Nesta obra vemos o Fantasma das revistas 
em quadrinhos ameaçado pelo gorila.
O nosso encontro aconteceu no meu escritório no edifício Mundo Plaza e ao olhar algumas obras nas paredes ele relembrou de sua infância com sua mãe lhe levando para visitar as igrejas. “Vejo aqui que esses trabalhos trazem no seu bojo um barroquismo.
 Eles estão carregados de informações. Percebo o barroquismo até nas xilogravuras do cordel.” E continuou : “Nas pinturas que estou fazendo agora tem uma herança da gravura e as cores estão surgindo bem devagar. Estava muito assustado com a pandemia com a morte de meus pais e de amigos queridos. Claro que este sofrimento com as perdas me assustou muito e ficava pensando que eu poderia ser a próxima vítima. Foram momentos angustiantes, mas superei.

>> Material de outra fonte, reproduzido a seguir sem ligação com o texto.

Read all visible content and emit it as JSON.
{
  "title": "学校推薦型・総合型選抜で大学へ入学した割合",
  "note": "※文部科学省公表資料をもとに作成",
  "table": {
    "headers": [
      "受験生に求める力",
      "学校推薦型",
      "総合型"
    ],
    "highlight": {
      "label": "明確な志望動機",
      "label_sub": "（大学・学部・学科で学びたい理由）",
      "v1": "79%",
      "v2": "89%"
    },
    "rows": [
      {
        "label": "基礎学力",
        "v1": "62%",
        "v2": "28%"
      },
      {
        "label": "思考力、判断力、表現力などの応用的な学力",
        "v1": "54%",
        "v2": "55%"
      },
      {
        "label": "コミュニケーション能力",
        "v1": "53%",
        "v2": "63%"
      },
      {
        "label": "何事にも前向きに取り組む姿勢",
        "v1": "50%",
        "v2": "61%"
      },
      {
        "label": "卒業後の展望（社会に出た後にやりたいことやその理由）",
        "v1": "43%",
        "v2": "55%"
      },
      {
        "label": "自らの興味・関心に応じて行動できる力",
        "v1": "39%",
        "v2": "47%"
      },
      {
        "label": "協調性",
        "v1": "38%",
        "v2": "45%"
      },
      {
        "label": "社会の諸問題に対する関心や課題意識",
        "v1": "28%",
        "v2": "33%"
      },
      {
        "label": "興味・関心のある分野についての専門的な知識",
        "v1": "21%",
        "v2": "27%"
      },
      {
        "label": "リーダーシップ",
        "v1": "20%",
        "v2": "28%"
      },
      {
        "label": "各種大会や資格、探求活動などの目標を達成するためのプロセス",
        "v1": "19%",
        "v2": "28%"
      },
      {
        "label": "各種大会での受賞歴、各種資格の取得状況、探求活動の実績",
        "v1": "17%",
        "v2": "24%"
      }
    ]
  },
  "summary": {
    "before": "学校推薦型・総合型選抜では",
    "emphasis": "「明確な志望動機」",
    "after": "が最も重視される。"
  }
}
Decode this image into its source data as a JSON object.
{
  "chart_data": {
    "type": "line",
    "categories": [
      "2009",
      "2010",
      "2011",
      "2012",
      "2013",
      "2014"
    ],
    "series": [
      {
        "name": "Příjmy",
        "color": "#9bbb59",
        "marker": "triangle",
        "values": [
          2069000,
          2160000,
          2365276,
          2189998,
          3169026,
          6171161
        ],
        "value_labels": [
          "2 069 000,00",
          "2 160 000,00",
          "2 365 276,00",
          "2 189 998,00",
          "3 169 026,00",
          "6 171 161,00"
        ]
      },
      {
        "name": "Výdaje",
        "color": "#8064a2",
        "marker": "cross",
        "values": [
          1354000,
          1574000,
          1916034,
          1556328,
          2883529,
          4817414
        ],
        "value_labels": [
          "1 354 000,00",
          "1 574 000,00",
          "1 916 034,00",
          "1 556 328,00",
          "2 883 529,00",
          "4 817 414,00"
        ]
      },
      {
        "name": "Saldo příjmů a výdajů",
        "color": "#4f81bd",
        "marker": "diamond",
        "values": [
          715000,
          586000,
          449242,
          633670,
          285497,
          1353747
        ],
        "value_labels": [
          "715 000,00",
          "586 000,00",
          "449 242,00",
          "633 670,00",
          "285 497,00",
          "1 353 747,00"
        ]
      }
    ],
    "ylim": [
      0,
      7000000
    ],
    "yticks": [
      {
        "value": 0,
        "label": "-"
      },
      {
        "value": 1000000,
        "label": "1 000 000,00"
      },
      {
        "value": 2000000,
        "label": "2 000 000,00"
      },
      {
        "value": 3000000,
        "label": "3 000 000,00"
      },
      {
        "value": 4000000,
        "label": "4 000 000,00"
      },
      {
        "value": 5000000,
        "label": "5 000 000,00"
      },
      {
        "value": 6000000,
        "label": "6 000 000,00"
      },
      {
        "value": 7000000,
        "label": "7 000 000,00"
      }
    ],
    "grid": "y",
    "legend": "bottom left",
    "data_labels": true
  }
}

Felizmente moro numa casa à beira mar e aí saía para espairecer, ver a beleza do mar, as ondas no seu vaivém e ainda conseguia comprar uma cervejinha e assim o tempo passava.” Acredita Chico Macedo que com o passar do tempo à medida que for pintando as cores tendem a aparecer com mais intensidade. Estava pintando coisas pequenas de 50 x 40, mas já está pintando em suportes de mais de um metro.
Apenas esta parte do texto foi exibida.